Pero, at the same time, the homestay absolutely smashed to bits all of the clichés and preconceptions we had heard about and thought we would experience. We weren’t just the goofy clueless polite timid rich gringos. We were made fun of (pretty incessantly) by our host family (for our abysmal Spanish, our clothes, our eating habits, blushing when we were embarrassed, everything ever) and made fun of them in return. We had real conversations with our family about privilege, racism, and the economic situation in the United States, poverty in Nicaragua, life goals, difficulties of traveling to the U.S. as a Nicaraguan, love, microbes, trophic levels, and virtually everything else. The language barrier was a struggle, yes, but didn’t cause trouble in communication. Having to communicate in Spanish with our family was one of our favorite parts of the homestay. It lead to the deepest, most real, most hilarious and understanding relationship possible in such short time. We absolutely were rich goofy confused gringos, but we were their gringos.
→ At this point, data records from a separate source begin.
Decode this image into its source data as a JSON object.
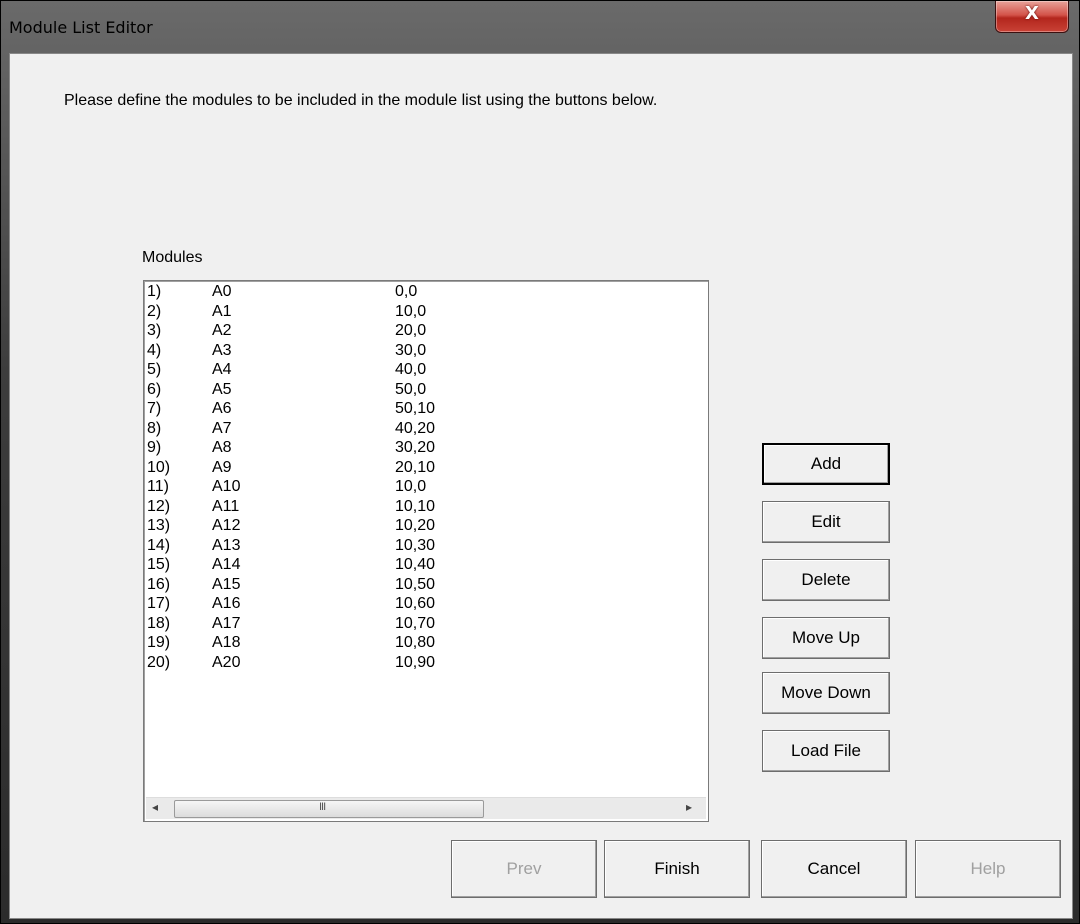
{
  "window": {
    "title": "Module List Editor",
    "close_glyph": "X",
    "close_icon": "close-icon"
  },
  "intro_text": "Please define the modules to be included in the module list using the buttons below.",
  "modules_label": "Modules",
  "modules": [
    {
      "idx": "1)",
      "name": "A0",
      "pos": "0,0"
    },
    {
      "idx": "2)",
      "name": "A1",
      "pos": "10,0"
    },
    {
      "idx": "3)",
      "name": "A2",
      "pos": "20,0"
    },
    {
      "idx": "4)",
      "name": "A3",
      "pos": "30,0"
    },
    {
      "idx": "5)",
      "name": "A4",
      "pos": "40,0"
    },
    {
      "idx": "6)",
      "name": "A5",
      "pos": "50,0"
    },
    {
      "idx": "7)",
      "name": "A6",
      "pos": "50,10"
    },
    {
      "idx": "8)",
      "name": "A7",
      "pos": "40,20"
    },
    {
      "idx": "9)",
      "name": "A8",
      "pos": "30,20"
    },
    {
      "idx": "10)",
      "name": "A9",
      "pos": "20,10"
    },
    {
      "idx": "11)",
      "name": "A10",
      "pos": "10,0"
    },
    {
      "idx": "12)",
      "name": "A11",
      "pos": "10,10"
    },
    {
      "idx": "13)",
      "name": "A12",
      "pos": "10,20"
    },
    {
      "idx": "14)",
      "name": "A13",
      "pos": "10,30"
    },
    {
      "idx": "15)",
      "name": "A14",
      "pos": "10,40"
    },
    {
      "idx": "16)",
      "name": "A15",
      "pos": "10,50"
    },
    {
      "idx": "17)",
      "name": "A16",
      "pos": "10,60"
    },
    {
      "idx": "18)",
      "name": "A17",
      "pos": "10,70"
    },
    {
      "idx": "19)",
      "name": "A18",
      "pos": "10,80"
    },
    {
      "idx": "20)",
      "name": "A20",
      "pos": "10,90"
    }
  ],
  "scrollbar": {
    "left_arrow": "◂",
    "right_arrow": "▸",
    "grip": "III"
  },
  "side_buttons": {
    "add": "Add",
    "edit": "Edit",
    "delete": "Delete",
    "move_up": "Move Up",
    "move_down": "Move Down",
    "load_file": "Load File"
  },
  "bottom_buttons": {
    "prev": "Prev",
    "finish": "Finish",
    "cancel": "Cancel",
    "help": "Help"
  }
}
We came to appreciate not only the differences, but also the similarities we shared with our host family, which we didn’t expect. We noticed that many of the differences we experienced were superficial differences. Superficial, in the sense that while our lifestyles appeared different, the differences were luxuries not basic fundamental needs. The similarities were in passions, interests, and even larger ideologies. While most people talk about the differences they experienced, it will also be the similarities we remember.